University of Wisconsin-Madison documents about primate research are public records and should be turned over to Animal Legal Defense Fund, the Court of Appeals ruled Thursday.

The decision by the District 4 court in Madison reversed a Dane County Circuit Court judge who had agreed with the UW-Madison that records were mere "notes ... prepared for the originator's personal use."

A baby Japanese macaque

According to the decision, ALDF in 2013 requested records from the Animal Care and Use Committee regarding protocols it approved for research on primates involving maternal deprivation and social isolation. The committee is required by federal law to advise UW-Madison officials regarding animal use in research.

The committee provided some records but withheld others as not meeting the definition of public records. The ALDF sued, and the judge privately examined 10 of them, from a March 2014 committee meeting, and concluded they were notes.

ARCHIVE:Animal rights group sues for notes about UW monkey research

The appellate court agreed the disputed documents were notes. Eight of the 10 were handwritten during committee meetings, and two were typed but with handwritten notes on them. But the court disagreed that they were solely for the writer's personal use.

Citing a prior case, the court said that if notes are shared with others to communicate information, or are kept for the purpose of memorializing an agency's activity, they qualify as public records.

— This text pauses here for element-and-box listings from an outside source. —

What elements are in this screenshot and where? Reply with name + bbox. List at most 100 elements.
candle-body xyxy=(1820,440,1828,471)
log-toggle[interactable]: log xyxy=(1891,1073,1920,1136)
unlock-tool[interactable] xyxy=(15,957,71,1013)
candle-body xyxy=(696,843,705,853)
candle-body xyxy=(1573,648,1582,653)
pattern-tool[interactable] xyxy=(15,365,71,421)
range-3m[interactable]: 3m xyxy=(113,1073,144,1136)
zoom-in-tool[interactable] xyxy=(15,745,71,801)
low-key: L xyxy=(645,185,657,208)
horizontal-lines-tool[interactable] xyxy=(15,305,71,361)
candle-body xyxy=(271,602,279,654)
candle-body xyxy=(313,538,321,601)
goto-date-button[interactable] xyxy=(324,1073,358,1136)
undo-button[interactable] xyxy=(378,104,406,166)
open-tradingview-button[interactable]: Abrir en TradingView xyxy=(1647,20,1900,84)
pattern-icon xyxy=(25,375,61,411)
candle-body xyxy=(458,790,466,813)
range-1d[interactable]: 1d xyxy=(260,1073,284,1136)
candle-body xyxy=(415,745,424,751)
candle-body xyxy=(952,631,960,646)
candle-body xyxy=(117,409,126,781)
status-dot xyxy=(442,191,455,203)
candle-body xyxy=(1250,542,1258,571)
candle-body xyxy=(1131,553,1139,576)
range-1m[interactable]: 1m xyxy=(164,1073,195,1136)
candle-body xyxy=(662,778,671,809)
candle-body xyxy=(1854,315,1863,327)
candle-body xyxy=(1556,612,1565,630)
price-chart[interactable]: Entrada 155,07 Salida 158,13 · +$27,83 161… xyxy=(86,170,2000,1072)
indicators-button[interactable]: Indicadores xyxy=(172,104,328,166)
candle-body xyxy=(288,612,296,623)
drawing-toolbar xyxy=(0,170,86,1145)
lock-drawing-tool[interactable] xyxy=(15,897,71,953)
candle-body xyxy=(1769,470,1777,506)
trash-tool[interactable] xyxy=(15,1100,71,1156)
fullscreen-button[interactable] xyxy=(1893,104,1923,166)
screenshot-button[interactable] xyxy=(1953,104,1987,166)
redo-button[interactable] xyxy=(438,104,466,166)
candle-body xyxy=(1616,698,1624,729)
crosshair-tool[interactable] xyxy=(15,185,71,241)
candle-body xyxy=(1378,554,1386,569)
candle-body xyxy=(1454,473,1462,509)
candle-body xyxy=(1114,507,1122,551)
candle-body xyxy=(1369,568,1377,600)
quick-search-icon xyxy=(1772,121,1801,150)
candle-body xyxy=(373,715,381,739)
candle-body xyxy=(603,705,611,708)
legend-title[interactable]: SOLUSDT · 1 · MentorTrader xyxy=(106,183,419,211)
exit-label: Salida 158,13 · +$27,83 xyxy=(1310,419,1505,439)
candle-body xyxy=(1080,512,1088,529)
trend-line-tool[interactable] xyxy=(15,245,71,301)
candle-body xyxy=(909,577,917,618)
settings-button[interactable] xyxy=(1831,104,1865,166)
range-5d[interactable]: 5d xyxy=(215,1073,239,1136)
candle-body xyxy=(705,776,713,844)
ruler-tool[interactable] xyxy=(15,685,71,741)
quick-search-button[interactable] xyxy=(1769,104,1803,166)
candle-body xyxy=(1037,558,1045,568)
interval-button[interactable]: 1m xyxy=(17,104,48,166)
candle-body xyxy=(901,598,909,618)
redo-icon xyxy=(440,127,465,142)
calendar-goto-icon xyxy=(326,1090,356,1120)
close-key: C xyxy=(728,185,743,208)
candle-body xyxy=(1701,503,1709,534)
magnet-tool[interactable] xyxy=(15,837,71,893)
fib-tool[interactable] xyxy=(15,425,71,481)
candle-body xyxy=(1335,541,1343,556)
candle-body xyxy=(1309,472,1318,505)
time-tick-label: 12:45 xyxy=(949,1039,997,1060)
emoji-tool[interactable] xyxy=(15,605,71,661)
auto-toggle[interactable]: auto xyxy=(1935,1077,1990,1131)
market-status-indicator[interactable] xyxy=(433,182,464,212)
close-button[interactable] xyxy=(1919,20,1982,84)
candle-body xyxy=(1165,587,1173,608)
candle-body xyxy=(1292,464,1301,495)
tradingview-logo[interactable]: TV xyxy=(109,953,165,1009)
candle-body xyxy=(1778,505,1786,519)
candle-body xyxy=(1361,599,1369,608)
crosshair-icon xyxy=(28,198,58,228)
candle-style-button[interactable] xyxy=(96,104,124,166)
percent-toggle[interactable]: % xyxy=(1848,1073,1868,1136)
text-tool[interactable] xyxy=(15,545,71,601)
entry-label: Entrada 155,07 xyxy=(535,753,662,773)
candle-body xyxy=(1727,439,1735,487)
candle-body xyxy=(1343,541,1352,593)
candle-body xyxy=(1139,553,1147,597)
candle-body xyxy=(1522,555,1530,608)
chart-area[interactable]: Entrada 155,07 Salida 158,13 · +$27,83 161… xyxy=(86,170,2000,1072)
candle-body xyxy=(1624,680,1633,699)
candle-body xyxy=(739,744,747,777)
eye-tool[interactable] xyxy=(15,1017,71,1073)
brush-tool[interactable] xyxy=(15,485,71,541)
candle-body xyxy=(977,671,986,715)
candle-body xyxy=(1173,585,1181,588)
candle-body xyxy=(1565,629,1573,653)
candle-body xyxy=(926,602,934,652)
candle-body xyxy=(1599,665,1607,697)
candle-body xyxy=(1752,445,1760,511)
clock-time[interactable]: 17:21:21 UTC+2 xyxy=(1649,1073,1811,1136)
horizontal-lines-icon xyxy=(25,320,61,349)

The court noted that while the author of some of the notes claimed they were solely to refresh her own memory of the committee's meeting, another member said she would get such notes from members for use in drafting the formal minutes. The same was true of the notes kept by the primary writer of the minutes, the court found.

The ALDF had protested that the planned research at UW-Madison would amount to "psychological trauma" for young monkeys. It says 20 newborn macaques would be placed in incubators with a stuffed-toy surrogate, then later paired with another unfamiliar young macaque. Researchers would study how well the young pair reared each other absent a mother. Ultimately, all 40 animals would be killed.

Researchers later decided to cancel the aspect of the study that involved taking newborn monkeys from their mothers, citing other research, not the complaints of animal rights activists.